Udara berdebu kerap membuat saya sulit bernafas, gelombang pendaki yang turun gunung berkali-kali memaksa saya harus menepi, rasa pegal di pundak, paha dan betis semakin menjadi, baru kali ini pendakian Gunung Ciremai terasa berat sekali.
Berkali kali saya bertanya dalam hati “Apa sebabnya pendakian kali ini terasa begitu berat?” Pikiran pun mulai me-reka ulang kejadian-kejadian dari awal masa persiapan hingga sekarang terduduk lesu berteman debu, di pinggiran jalur pendakian dekat pertigaan Apuy-Palutungan. Dan setelah dicari-cari, ternyata masalahnya ada pada suasana hati. Sejak awal perjalanan, pendakian kali ini banyak sekali memunculkan hal-hal menyebalkan yang membuat saya kurang menikmati perjalanan.
Ada beberapa hal kurang menyenangkan di Pendakian Gunung Ciremai di bulan Agustus lalu.
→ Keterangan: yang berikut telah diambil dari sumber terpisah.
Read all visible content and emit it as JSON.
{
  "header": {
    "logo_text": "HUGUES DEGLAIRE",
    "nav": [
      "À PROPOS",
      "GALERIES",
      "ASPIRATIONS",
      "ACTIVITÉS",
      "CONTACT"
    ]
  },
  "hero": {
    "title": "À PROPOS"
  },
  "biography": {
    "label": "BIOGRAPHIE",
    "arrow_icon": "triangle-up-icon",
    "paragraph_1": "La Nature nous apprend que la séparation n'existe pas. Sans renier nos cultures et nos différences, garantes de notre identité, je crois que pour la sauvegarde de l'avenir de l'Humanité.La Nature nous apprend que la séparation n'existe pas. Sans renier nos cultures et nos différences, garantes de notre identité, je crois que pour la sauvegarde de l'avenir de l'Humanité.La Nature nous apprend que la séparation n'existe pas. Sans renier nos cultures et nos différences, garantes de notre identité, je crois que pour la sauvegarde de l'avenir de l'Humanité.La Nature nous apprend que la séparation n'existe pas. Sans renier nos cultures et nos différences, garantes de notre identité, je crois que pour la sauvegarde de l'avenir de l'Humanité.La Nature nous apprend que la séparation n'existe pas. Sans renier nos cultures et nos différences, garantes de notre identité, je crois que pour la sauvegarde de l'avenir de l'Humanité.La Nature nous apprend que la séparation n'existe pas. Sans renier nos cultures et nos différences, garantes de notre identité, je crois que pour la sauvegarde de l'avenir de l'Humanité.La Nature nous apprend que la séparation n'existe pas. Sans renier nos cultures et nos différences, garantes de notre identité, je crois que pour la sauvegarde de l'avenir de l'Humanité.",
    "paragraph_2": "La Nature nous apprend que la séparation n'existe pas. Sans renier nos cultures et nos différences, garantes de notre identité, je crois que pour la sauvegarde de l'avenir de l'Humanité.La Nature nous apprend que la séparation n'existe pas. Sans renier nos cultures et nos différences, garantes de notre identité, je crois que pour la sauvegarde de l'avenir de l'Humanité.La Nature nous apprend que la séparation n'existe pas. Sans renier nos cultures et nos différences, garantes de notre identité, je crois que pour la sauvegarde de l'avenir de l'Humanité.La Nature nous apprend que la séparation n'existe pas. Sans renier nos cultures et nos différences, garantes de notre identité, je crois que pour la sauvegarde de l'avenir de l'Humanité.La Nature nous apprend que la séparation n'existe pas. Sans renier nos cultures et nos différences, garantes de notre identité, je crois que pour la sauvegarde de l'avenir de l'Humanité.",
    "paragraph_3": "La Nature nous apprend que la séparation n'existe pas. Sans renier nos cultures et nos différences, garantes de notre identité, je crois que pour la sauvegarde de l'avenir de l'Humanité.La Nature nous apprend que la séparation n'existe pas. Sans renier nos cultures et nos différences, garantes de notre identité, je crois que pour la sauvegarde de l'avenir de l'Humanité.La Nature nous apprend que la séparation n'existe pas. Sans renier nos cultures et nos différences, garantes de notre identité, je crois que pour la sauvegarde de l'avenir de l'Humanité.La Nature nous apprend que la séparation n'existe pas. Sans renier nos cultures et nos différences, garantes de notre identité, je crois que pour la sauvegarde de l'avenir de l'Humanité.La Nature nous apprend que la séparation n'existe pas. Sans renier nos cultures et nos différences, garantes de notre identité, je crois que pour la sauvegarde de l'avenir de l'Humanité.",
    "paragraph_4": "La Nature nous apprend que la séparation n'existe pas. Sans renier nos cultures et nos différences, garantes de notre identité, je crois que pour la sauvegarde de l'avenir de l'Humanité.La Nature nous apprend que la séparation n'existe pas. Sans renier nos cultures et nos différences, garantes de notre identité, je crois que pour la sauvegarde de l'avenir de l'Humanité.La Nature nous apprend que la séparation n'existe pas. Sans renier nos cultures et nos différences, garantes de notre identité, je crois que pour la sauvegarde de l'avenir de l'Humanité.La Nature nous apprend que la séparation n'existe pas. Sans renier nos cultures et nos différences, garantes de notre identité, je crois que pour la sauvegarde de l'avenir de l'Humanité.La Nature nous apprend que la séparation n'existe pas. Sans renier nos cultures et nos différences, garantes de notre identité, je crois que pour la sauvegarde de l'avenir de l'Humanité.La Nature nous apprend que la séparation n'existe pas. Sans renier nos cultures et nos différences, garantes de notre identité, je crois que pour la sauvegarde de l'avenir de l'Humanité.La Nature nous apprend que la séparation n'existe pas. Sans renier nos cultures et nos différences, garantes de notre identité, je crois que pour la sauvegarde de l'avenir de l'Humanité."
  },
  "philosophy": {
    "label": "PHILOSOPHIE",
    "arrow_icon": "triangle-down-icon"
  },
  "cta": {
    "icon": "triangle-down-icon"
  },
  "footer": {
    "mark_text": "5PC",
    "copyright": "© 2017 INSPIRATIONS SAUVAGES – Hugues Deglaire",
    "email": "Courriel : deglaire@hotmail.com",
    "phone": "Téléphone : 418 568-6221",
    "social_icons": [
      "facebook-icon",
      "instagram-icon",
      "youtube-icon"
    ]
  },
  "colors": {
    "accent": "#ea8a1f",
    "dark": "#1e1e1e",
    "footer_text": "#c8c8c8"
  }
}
Dimanapun dan kapanpun, mengantri adalah pekerjaan membosankan yang seringkali membuat kesal, apalagi kalau harus mengantri di jalur pendakian, sudah pasti sangat menyiksa. Dan pendakian ini, saya sukses merasakannya. Kaki dan pundak dijamin bakal terasa cepat pegal, apalagi seringkali mengantre di tanjakan, penderitaan jadi terasa berkali-kali lipat.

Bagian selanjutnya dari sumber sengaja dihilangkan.